Originally posted by Ensnareyou:
When you say most professional published songwriters use "Arrangers" you mean a human who arranges songs for instruments and orchestras, not an arranger keyboard right?
Of all the professional songwriters and musicians I know, I can count those that use an arranger keyboard to compose songs on less than two hands. Most pro's I know write songs typically on either a piano or guitar as their primary writing instrument. I myself prefer to write on piano or a synthesizer but will often use my arranger keyboard to flesh out a song after the basic concept is written. Once I have the song structure down then I typically bring in real musicians to play the parts such as guitar, sax, and drums.
I know that in Nashville there are songwriters who use arrangers to flesh out songs but afterwards they bring in world class studio musicians to track the songs after they are written. I've yet to meet a single professional published songwriter who has conceived, recorded, and released a song to radio, TV, or film that was done entirely on an arranger keyboard.
Arranger keyboards are a very, very small niche and while those here on Synthzone may utilize them daily, we are the exception and not the rule.
[This message has been edited by Ensnareyou (edited 09-17-2008).]
I meant human Arrangers.
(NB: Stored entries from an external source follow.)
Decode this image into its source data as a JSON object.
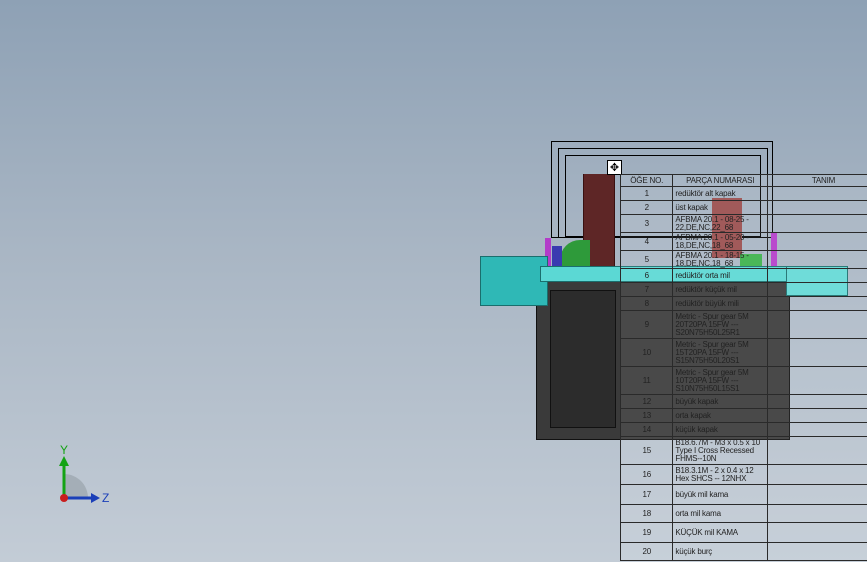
{
  "bom": {
    "headers": [
      "ÖĞE NO.",
      "PARÇA NUMARASI",
      "TANIM"
    ],
    "rows": [
      {
        "no": "1",
        "part": "redüktör alt kapak",
        "desc": ""
      },
      {
        "no": "2",
        "part": "üst kapak",
        "desc": ""
      },
      {
        "no": "3",
        "part": "AFBMA 20.1 - 08-25 - 22,DE,NC,22_68",
        "desc": ""
      },
      {
        "no": "4",
        "part": "AFBMA 20.1 - 05-20 - 18,DE,NC,18_68",
        "desc": ""
      },
      {
        "no": "5",
        "part": "AFBMA 20.1 - 18-15 - 18,DE,NC,18_68",
        "desc": ""
      },
      {
        "no": "6",
        "part": "redüktör orta mil",
        "desc": ""
      },
      {
        "no": "7",
        "part": "redüktör küçük mil",
        "desc": ""
      },
      {
        "no": "8",
        "part": "redüktör büyük mili",
        "desc": ""
      },
      {
        "no": "9",
        "part": "Metric - Spur gear 5M 20T20PA 15FW --- S20N75H50L25R1",
        "desc": ""
      },
      {
        "no": "10",
        "part": "Metric - Spur gear 5M 15T20PA 15FW --- S15N75H50L20S1",
        "desc": ""
      },
      {
        "no": "11",
        "part": "Metric - Spur gear 5M 10T20PA 15FW --- S10N75H50L15S1",
        "desc": ""
      },
      {
        "no": "12",
        "part": "büyük kapak",
        "desc": ""
      },
      {
        "no": "13",
        "part": "orta kapak",
        "desc": ""
      },
      {
        "no": "14",
        "part": "küçük kapak",
        "desc": ""
      },
      {
        "no": "15",
        "part": "B18.6.7M - M3 x 0.5 x 10 Type I Cross Recessed FHMS--10N",
        "desc": ""
      },
      {
        "no": "16",
        "part": "B18.3.1M - 2 x 0.4 x 12 Hex SHCS -- 12NHX",
        "desc": ""
      },
      {
        "no": "17",
        "part": "büyük mil kama",
        "desc": ""
      },
      {
        "no": "18",
        "part": "orta mil kama",
        "desc": ""
      },
      {
        "no": "19",
        "part": "KÜÇÜK mil KAMA",
        "desc": ""
      },
      {
        "no": "20",
        "part": "küçük burç",
        "desc": ""
      }
    ]
  },
  "triad": {
    "y_label": "Y",
    "z_label": "Z"
  },
  "colors": {
    "shaft": "#3cc9c5",
    "housing": "#333333",
    "gear": "#6b2a2a"
  }
}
The keyboard Arrangers are just virtual Human Arrangers
I have no issue using the Arranger for BG tracks on a CD. We sell CDS on site. The average Joe could care less and could not tell if real instruments were used. The Arrangers save a lot of Studio time and paying musicians. IF I were going to use real musicians I would buy a Fantom or Motif.
Use the on brand sequencer and arpeggiators and hire musicians. I believe its actually more acceptable to sell a CD with arranger tracks than to use an entire arrangement live. I believe most people will view that as Karaoke whereas the CD with the arranger parts would not be considered as singing to a KAraoke track.